Ce soir-là, vers 19h30, une vingtaine de personnes sont aperçues, certaines avec des fumigènes à la main. Très vite, les bénévoles demandent aux jeunes de rentrer dans le bâtiment. Fondatrice et présidente de l’association solidaire les Midis du Mie, une des associations qui gère l’occupation de l’école, Agathe Nadimi appelle la police. « Les forces de l’ordre ont été très réactives, mais le groupe est parti rapidement. Certains policiers en civil ont circulé dans le quartier pour essayer de les retrouver », relate-t-elle.  

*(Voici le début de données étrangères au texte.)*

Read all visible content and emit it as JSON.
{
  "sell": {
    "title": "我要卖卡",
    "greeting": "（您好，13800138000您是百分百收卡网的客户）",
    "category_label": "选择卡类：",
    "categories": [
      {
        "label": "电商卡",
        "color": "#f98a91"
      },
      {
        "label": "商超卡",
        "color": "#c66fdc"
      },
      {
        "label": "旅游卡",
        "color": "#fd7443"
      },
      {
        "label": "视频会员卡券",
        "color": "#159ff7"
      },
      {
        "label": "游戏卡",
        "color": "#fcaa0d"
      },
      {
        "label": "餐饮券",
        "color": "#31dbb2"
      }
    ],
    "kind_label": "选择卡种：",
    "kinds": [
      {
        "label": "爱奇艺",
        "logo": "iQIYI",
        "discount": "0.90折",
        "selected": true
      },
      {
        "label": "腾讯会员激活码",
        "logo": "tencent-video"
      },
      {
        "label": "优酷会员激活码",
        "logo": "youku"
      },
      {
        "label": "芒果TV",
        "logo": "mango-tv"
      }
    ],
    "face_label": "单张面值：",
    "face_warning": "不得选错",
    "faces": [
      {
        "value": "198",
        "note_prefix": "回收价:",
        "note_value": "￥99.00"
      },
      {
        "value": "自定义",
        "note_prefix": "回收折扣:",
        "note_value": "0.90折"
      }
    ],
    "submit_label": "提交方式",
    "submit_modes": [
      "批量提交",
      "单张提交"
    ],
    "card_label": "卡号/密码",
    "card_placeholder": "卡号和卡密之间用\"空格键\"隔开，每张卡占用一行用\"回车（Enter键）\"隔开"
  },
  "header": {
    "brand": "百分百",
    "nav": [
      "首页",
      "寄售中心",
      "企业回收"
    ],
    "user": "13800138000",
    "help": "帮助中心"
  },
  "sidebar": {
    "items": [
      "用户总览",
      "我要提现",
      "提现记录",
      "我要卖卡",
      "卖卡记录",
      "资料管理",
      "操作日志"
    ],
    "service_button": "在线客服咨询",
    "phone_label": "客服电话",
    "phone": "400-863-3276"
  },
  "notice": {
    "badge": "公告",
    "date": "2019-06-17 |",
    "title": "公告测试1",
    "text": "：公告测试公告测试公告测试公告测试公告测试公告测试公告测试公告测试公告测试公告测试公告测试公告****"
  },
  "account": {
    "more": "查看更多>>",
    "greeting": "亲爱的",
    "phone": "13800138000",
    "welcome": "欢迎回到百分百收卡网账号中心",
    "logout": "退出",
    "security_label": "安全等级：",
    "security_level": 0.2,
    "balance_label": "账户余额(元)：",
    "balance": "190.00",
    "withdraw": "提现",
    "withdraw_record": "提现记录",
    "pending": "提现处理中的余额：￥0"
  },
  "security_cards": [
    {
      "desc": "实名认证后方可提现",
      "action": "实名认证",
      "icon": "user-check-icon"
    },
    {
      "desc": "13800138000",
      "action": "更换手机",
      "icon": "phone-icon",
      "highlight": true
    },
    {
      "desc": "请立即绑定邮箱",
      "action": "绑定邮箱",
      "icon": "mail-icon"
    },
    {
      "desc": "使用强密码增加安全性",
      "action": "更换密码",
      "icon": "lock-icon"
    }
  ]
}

Mineurs et bénévoles, face à la violence de l’extrême-droite

Directement visée par les slogans, l’association Utopia 56, représentée par Yann Manzi, a porté plainte contre ce collectif. Une enquête est ouverte pour incitation à la haine. Si les Natifs se sont alors pointés devant l’école pour la première fois, jeunes et bénévoles essuient de nombreuses incivilités depuis leur installation.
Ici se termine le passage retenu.